Но Кокотов как зачарованный смотрел на бандита, на его тонкое восточное лицо, на раннюю благородную седину в смоляных волосах, на белую рубашку с расстегнувшейся пуговкой – между разошедшимися бортами виднелся дышащий волосатый животик.
«Красивый мужчина!» – подумал он голосом Натальи Павловны и погладил потными пальцами рукоять клинка.
– Послушайте, Дмитрий Антонович, я с Кавказа, у нас словами «честь» и «бесчестье» не бросаются! – начал раздражаться Ибрагимбыков, и у него снова появился легкий южный акцент.
– Повторяю: это бесчестно, милостивый государь! Повторяю! – прорычал Жарынин, страшно косясь на соавтора.
– Выбирайте слова!
– Бесчестно!
Но Андреем Львовичем овладело странное вязкое бессилие. Такое случается иногда, если нужно, например, встать очень рано, чтобы не опоздать, скажем, на самолет. И вот уже давно прозвенел будильник, времени на сборы почти не осталось, а ты все лежишь и лежишь, не в силах подняться из теплой постели, и кто-то внутренний шепчет тебе сладко-сладко: «Ну еще минуточку! Ну еще одну секунду!»
– Дайте же сюда, трус! – Игровод вырвал у него трость и одним движением обнажил клинок.

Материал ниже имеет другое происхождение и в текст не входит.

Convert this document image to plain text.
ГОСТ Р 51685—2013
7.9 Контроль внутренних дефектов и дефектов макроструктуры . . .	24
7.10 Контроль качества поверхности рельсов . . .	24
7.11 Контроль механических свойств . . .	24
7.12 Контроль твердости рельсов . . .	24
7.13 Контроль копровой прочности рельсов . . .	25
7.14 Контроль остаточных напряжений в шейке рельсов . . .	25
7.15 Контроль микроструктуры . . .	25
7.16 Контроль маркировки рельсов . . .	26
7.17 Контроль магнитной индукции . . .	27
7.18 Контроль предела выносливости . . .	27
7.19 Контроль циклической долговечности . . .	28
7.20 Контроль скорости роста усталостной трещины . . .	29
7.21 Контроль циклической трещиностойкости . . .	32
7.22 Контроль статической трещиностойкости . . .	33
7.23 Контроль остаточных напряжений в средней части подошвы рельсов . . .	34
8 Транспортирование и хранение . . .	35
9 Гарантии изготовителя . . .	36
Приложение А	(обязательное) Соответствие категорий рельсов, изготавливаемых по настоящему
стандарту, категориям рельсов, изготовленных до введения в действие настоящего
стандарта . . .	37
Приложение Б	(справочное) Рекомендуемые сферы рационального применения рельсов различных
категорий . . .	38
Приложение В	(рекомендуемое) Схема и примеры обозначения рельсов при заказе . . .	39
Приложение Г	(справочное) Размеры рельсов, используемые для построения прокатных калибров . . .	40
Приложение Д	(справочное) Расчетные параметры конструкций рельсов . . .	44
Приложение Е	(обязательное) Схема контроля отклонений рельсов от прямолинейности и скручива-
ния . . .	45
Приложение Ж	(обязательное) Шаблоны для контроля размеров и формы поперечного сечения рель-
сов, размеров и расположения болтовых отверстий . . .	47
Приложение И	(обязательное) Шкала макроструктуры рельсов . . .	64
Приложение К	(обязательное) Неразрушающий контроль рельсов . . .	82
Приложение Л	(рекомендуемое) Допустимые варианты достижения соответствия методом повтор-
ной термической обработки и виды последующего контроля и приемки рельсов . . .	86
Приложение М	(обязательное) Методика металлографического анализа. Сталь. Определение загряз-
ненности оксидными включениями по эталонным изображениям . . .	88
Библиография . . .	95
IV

– Что-о?! Да вы с ума сошли! – воскликнул Ибрагимбыков, отступая и заслоняясь локтями.
– Конечно! – прошептал Жарынин. – А разве вы не знали?
Он сорвал с головы берет и швырнул в лицо рейдеру, тот инстинктивно закрылся руками, и в этот самый миг режиссер ударил его в беззащитный живот, снизу вверх, под ребра. Бедняга тонко, по-овечьи, вскрикнул, его лицо исказилось от страшной боли, и он повалился на руки растерянных охранников. На белой рубашке расплылось клубничное пятно, яркое, густое в центре и розовеющее по краям.
– «Скорую»! «Скорую»! – загалдели телохранители, шаря по карманам телефоны.
– «Скорую!» «Скорую»! – подхватили ипокренинцы.
Самый молодой, почти мальчик, громко заплакал. И только один охранник догадался выхватить пистолет и неуверенно направить на игровода:
– Ни с места!
Но Дмитрий Антонович и не собирался бежать. Мститель картинно вытер лезвие полой куртки и, бросив на соавтора презрительный взгляд, убрал клинок в ножны, а потом гордо глянул на балюстраду, где, оцепенев, сгрудились свидетели кошмарного подвига. Он посмотрел на них так, как актер после удачного монолога смотрит на ложу, где сидят друзья и подруги, пришедшие на премьеру по контрамаркам. И тут случилось то, чего никто не ожидал: из дверей выбежал казак-дантист. Вращая сверкающей шашкой над головой, он крикнул страшным голосом:
– Все-ех зарублю-у-у!
Из-за спины обомлевшего Агдамыча, который лишь икал, булькая внутренностями, вылетел на помощь рубаке-доктору Жуков-Хаит. С протяжным воплем Федор Абрамович бросился на охранника, прицелившегося в Жарынина, и вцепился в пистолет. Хлопнул выстрел. Из правого глаза игровода брызнула красная струя – такими «длинными» слезами плачут клоуны в цирке. Дмитрий Антонович пошатнулся и как тряпичная кукла покатился по лестнице. Увидев пузырящуюся кровью глазницу, писодей сел на ступеньки, и его стошнило…
XII. Конец фильма
Кладбище огорчило Кокотова весенней неряшливостью, он даже немного обиделся за тех, кто лежал там, под землей, не зная, как тут, наверху, мусорно, не прибрано, запущено…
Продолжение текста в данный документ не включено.